A neutron with kinetic energy 70 eV collides in-elastically with a stationary $H{e}^{+}$  atom (in ground state) and neutron is scattered at right angle to the original direction of its motion. After collision the electron in $H{e}^{+}$  atom is transferred to the third excited state, then after collision  $\left(take{M}_{He}\text{= }4m_N\right)$. Choose the correct option. 
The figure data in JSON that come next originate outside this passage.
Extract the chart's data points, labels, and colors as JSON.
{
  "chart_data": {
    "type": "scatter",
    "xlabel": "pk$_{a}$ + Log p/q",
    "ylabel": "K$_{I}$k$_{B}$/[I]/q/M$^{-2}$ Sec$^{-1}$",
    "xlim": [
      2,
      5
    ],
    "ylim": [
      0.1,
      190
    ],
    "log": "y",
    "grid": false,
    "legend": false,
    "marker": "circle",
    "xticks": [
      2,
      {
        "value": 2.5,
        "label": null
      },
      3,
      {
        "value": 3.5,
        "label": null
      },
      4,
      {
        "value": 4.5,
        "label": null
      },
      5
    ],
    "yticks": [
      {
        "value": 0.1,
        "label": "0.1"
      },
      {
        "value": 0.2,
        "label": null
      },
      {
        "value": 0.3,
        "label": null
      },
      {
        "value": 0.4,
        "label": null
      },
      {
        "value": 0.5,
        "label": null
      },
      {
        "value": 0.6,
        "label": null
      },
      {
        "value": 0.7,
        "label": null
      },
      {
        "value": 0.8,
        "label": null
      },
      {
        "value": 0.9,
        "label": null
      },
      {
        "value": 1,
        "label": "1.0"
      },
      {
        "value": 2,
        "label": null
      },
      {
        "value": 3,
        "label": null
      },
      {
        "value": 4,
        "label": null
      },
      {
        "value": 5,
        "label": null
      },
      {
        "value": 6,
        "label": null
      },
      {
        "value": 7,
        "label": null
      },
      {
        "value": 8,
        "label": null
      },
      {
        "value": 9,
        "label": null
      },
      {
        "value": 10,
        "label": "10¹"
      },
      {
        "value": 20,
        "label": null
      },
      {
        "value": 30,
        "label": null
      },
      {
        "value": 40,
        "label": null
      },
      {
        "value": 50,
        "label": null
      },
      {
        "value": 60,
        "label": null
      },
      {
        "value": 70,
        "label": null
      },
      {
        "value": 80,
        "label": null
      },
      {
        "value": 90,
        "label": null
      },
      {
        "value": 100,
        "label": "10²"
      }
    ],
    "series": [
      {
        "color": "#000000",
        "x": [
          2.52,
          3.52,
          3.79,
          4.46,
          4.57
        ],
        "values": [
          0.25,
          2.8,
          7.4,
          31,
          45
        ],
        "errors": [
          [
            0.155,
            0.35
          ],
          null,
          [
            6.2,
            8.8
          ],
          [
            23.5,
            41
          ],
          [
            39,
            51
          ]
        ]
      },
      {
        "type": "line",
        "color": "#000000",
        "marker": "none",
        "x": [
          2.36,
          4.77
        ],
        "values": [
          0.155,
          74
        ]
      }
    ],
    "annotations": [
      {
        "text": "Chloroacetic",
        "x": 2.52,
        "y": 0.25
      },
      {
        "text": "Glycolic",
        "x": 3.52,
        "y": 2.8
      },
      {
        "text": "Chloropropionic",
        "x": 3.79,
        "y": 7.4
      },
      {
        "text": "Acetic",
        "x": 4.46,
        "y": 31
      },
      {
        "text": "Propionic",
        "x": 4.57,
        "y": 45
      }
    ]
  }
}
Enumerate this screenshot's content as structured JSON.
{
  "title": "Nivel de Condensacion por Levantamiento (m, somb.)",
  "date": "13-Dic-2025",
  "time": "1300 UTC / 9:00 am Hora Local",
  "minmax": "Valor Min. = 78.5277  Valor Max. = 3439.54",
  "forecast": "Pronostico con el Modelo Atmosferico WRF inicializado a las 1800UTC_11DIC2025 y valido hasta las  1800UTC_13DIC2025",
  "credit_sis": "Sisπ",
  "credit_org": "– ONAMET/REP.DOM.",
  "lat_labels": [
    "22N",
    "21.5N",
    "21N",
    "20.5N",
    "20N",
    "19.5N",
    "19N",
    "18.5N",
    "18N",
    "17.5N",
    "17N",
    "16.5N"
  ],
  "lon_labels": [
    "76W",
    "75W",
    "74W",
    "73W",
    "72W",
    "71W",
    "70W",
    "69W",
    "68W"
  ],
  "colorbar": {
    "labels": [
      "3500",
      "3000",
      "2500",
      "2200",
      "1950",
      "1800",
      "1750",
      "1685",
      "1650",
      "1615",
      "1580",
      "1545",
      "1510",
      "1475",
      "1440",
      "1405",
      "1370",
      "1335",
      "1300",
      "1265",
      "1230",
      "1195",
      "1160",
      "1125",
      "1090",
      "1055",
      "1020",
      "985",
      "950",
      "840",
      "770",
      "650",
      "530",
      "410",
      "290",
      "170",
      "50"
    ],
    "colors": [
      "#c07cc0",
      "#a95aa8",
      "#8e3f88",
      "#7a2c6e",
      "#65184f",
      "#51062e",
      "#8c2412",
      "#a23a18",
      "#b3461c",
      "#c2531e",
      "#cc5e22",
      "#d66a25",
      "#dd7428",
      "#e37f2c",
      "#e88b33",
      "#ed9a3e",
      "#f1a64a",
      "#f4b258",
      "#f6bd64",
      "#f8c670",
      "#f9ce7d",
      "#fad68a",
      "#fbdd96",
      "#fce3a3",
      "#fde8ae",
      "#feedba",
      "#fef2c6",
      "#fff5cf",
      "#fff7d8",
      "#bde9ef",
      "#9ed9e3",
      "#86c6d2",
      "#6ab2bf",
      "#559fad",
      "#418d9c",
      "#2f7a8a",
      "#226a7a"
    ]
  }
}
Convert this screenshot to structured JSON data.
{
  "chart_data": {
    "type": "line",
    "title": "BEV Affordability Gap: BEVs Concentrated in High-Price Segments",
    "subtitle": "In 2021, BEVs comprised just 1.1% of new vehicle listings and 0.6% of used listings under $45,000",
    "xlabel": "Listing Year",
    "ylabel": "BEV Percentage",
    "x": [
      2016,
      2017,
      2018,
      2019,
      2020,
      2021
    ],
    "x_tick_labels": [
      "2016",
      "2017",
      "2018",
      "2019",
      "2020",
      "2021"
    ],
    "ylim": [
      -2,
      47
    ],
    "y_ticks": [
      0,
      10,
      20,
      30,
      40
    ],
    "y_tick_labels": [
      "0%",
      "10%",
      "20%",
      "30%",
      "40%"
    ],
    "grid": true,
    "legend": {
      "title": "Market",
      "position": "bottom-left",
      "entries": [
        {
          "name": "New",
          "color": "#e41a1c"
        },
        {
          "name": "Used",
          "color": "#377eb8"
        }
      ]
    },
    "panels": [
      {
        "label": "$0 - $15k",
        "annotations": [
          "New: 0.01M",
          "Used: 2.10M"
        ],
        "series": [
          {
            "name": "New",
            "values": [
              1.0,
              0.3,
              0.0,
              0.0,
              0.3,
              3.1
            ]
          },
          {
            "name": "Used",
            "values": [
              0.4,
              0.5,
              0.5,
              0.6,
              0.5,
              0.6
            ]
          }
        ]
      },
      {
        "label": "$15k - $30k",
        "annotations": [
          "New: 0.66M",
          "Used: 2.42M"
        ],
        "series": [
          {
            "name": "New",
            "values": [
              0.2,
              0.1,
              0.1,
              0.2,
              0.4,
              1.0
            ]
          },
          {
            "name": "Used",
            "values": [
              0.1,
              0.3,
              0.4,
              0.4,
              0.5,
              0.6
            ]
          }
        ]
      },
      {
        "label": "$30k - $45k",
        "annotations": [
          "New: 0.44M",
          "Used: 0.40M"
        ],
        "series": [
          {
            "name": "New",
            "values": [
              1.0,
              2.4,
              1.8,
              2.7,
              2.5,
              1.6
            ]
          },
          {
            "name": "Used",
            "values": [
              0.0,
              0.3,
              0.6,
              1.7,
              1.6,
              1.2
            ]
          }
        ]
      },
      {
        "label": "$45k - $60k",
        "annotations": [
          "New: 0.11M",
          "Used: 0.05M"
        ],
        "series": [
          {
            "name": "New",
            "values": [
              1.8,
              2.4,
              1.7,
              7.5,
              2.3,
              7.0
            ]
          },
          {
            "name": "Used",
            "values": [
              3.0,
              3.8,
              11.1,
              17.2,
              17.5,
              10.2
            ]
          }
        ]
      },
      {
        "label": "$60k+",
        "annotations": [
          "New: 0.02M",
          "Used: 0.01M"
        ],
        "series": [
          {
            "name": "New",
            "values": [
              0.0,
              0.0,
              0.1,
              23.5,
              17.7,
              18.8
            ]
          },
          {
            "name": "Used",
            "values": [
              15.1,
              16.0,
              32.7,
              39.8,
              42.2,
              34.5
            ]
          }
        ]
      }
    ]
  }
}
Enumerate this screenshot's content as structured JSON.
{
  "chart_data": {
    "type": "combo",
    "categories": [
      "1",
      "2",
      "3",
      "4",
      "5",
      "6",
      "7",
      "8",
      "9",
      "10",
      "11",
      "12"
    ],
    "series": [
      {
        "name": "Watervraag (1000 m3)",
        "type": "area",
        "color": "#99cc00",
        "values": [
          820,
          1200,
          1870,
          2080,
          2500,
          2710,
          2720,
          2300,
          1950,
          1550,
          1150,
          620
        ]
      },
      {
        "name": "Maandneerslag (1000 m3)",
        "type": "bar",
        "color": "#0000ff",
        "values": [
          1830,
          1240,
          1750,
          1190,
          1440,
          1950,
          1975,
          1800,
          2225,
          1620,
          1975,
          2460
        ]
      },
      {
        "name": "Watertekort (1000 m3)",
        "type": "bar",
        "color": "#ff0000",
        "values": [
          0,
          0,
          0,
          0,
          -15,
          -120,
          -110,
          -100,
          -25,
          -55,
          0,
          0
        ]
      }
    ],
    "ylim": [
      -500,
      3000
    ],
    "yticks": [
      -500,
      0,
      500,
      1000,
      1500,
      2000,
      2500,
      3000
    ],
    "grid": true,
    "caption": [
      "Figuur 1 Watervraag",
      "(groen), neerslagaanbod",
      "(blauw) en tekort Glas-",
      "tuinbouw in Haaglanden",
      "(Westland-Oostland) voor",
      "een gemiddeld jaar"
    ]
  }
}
$$\begin{gathered} CLM(x-axis) \sqrt{2m_n\left(70ev\right)}=p_x \\ CLM(y-axis) \sqrt{2m_{n}K{n}_f}=p_y \\ {K}_{\alpha }=\frac{{\left(\sqrt{p_x^2+p_y^2}\right)}^2}{2m_a}=\frac{2m_n\left(70ev\right)+2m_n\left(K{n}_f\right)}{2\times \left(4m_n\right)} \\ \Rightarrow 4K_{\alpha }-K{n}_f=70eV\mathrm{.................}\left(1\right) \\ Also, K{n}_i-K_{\alpha }-K{n}_f=51eV \\ \Rightarrow K_{\alpha }-K{n}_f=19eV\mathrm{.................}\left(2\right) \end{gathered}$$

$\therefore$  Using (1) and (2)     

$\begin{array}{l}{K}_{\alpha }=\frac{89}{5}eV=17.8eV\\ K_{n_f}=1.2eV\end{array}$

On de-excitation of  $e^{-}$ of  He-ion
No of wavelength emitted  $=\frac{n(n-1)}{2}=6$